House Minority Leader Nancy Pelosi (D-Calif.) told reporters at her weekly press conference Thursday that she’ll release her tax returns when she decides to make a run at the White House.
Pelosi shot back against questions over whether congressional leaders should be held to the same standard as presidential candidates when it comes to releasing their income tax returns.
“When I run for president, you can hold me to that standard,” Pelosi said.
Pelosi said she was indifferent about Mitt Romney’s decision to release his tax returns and said she was focused on helping out of work Americans get back to work.
“This is not important to me,” she said. “The longer [Romney] takes to release [his tax returns] doesn’t make me sad.”
The House’s top Democrat pointed to the growing number of Republicans calling on Romney to release his returns. Pelosi said she believes conservatives want the returns released to clear the air of an potential political damage.
“Let’s not be silly,” she said. “This person is running for president of the United States. His party is calling on him to release his returns. It’s up to him to take the consequences of not doing it, or doing it, but not to deflect it to say, ‘Well, if he has to do it, why doesn’t everybody else have to do it?’ Because everybody else isn’t running for president of the United States, and that’s the last thing I’m going to say about it.”

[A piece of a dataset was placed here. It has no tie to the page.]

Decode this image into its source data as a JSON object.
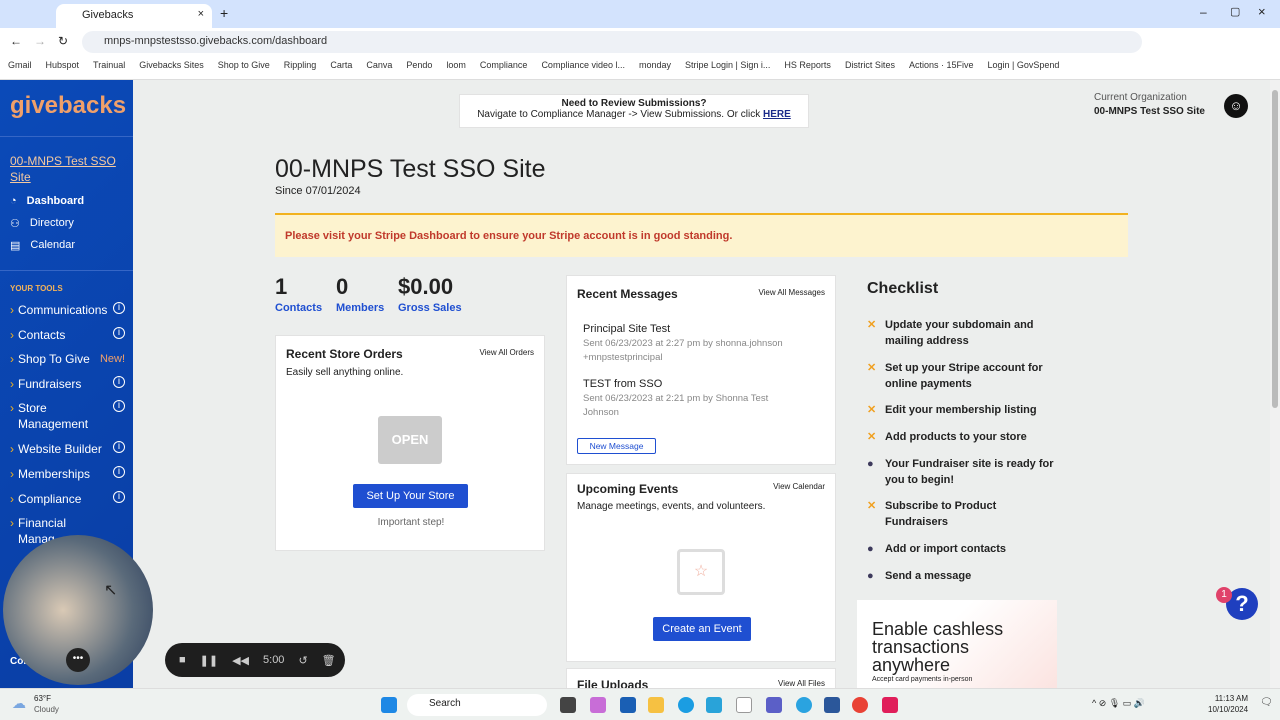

Debate over the issue intensified following the release of a McClatchy report that showed only 17 of the 535 member of Congress agreed to disclose their returns to the media outlet. Pelosi – who has been at the Democratic forefront in calling on Romney to release his return – was not on that list.
House Speaker John Boehner (R-Ohio) agreed with Pelosi and rejected the notion that members of Congress should release their tax returns.
“I’ve never released my tax returns. It’s my private business,” Boehner said in his weekly press conference.